When probation was revoked in the prior case, it was the duty of the court to pronounce judgment. [7] The court was not required, as contended by defendant, to allow a credit on the sentence for the year which defendant served in the county jail under the terms of probation. (See In re Larsen, 44 Cal. 2d 642, 646 [283 P.2d 1043]. The court did not err in sentencing defendant to the term prescribed by law in the prior case.

In the prior case, proceedings had been suspended and probation was granted. Defendant was a person who had been previously convicted. (See People v. Banks, 53 Cal. 2d 370, 386, 391 [348 P.2d 102].)

Section 11531 of the Health and Safety Code became effective on June 23, 1959. The offenses alleged in the present case occurred in December 1960, and judgment herein was rendered on June 7, 1961. Defendant is in error in asserting that said section was not in effect when the charge herein was made.

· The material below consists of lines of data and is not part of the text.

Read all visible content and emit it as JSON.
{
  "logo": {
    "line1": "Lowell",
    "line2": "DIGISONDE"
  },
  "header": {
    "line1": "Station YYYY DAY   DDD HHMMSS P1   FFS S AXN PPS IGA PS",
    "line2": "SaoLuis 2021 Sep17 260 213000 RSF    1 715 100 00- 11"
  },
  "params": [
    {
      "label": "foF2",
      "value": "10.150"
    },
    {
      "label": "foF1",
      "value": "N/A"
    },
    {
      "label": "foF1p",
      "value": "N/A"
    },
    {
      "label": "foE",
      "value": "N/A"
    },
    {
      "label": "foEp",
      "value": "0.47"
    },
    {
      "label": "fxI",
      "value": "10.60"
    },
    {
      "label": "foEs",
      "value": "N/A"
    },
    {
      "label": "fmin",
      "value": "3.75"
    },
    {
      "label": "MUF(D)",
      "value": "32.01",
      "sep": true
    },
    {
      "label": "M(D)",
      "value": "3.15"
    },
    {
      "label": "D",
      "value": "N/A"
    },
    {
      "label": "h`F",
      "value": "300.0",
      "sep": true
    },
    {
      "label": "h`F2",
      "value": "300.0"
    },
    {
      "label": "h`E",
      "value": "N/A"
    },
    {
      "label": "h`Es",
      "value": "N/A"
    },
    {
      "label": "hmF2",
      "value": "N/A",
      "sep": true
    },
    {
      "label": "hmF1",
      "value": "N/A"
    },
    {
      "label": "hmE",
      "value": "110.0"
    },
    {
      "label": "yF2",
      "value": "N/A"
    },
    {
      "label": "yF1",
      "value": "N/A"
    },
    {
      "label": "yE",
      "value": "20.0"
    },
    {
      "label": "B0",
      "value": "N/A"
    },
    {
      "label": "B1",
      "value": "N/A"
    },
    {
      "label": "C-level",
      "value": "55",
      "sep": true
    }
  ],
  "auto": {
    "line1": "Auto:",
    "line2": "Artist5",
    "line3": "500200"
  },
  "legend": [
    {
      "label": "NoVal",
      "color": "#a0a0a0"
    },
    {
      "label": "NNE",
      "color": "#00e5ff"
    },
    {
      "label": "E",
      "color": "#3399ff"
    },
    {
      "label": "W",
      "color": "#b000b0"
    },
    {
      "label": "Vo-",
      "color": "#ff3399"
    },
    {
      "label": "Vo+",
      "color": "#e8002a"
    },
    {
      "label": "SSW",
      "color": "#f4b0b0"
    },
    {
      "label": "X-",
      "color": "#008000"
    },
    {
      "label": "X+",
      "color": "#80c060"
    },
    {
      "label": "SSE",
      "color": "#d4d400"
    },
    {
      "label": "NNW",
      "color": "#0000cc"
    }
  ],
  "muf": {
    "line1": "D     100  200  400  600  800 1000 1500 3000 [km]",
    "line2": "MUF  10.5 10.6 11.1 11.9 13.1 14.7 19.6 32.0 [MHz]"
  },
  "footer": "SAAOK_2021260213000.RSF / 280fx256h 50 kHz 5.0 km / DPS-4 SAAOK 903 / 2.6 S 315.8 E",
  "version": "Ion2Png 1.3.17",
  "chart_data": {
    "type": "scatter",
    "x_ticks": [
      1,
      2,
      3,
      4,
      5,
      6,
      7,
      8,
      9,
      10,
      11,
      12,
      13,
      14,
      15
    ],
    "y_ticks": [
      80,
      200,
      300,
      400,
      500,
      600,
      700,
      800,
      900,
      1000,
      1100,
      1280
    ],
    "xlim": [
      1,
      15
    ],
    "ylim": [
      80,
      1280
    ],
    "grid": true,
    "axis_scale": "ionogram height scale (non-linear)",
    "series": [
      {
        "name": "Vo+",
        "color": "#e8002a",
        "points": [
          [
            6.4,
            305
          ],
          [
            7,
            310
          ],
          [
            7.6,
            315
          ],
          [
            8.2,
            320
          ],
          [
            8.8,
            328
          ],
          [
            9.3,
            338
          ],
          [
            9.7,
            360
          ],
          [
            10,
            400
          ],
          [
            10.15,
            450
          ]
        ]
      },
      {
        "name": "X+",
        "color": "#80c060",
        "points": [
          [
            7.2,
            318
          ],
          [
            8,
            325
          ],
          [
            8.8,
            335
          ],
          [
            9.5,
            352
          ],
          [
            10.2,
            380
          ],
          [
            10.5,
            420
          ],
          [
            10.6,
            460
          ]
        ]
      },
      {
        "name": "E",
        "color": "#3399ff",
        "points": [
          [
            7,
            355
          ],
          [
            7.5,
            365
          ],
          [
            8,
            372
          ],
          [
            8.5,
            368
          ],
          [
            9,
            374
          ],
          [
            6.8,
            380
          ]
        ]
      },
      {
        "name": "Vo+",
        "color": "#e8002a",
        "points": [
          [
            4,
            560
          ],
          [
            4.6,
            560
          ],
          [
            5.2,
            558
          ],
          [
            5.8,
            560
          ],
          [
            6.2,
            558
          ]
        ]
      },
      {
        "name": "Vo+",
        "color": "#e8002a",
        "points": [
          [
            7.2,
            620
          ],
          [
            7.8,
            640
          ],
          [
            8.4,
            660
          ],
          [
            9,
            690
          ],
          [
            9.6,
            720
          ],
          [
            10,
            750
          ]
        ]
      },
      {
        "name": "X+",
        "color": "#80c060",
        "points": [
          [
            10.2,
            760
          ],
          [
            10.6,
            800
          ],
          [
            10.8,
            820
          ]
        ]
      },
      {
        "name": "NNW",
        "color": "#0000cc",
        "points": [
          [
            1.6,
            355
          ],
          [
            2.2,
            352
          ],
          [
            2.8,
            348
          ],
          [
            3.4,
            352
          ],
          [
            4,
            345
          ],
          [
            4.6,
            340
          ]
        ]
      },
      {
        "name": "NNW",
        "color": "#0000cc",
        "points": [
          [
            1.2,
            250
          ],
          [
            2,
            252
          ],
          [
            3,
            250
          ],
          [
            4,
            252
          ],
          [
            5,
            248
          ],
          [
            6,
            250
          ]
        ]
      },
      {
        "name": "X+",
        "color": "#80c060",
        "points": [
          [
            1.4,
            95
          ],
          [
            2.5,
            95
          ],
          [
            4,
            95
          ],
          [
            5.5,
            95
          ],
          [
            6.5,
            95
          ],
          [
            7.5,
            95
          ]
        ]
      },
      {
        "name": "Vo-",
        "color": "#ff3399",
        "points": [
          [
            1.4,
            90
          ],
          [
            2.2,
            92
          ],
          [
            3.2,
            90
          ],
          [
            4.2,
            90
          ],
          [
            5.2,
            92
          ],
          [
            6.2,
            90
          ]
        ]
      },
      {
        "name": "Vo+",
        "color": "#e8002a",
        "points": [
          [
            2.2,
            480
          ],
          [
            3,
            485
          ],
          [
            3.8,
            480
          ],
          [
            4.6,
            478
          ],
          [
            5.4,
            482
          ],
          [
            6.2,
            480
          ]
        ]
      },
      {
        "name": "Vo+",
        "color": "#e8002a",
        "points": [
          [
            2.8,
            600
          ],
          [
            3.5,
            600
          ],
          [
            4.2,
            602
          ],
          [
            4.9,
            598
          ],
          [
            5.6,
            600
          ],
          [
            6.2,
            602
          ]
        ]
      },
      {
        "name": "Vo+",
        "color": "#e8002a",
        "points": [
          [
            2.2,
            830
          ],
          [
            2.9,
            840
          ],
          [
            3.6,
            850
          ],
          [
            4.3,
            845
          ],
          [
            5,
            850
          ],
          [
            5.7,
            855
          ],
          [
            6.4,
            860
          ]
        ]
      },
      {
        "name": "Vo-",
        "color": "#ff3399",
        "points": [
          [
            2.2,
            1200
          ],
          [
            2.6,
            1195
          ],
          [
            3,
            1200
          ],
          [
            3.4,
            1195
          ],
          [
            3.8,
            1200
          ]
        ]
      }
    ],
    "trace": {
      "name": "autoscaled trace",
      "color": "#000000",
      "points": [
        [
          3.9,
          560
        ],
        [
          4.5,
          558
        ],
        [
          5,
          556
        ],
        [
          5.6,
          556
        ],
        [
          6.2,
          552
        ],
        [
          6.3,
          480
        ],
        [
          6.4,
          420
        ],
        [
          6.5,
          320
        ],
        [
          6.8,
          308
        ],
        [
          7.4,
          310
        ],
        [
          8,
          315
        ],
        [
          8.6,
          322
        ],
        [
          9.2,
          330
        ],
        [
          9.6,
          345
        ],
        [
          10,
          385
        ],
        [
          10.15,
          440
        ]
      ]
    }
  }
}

[8] The court did not err in sentencing defendant to consecutive terms. The term prescribed by law, under the conviction in the prior case, is "from five years to life." The term prescribed by law for a violation of said section 11531, is "from ten years to life." Under section 669 of the Penal Code the court may direct that sentences shall run consecutively, "provided, however, if the punishment for any of said crimes is expressly prescribed to be life imprisonment, whether with or without possibility of parole, then the terms of imprisonment [203 Cal. App. 2d 354] on the other convictions, whether prior or subsequent, shall be merged and run concurrently with such life term." (Italics added.) The punishment for the offenses, charged in the two cases here involved, is not expressly prescribed to be life imprisonment. (See People v. Rivas, 85 Cal. App. 2d 540, 542 [193 P.2d 151].)

The judgments are affirmed.

Fourt, J., and Lillie, J., concurred.

FN 1. Section 976 of the Penal Code provides: "When the accusatory pleading is filed, the defendant must be arraigned thereon before the court in which it is filed, unless the action is transferred to some other court for trial."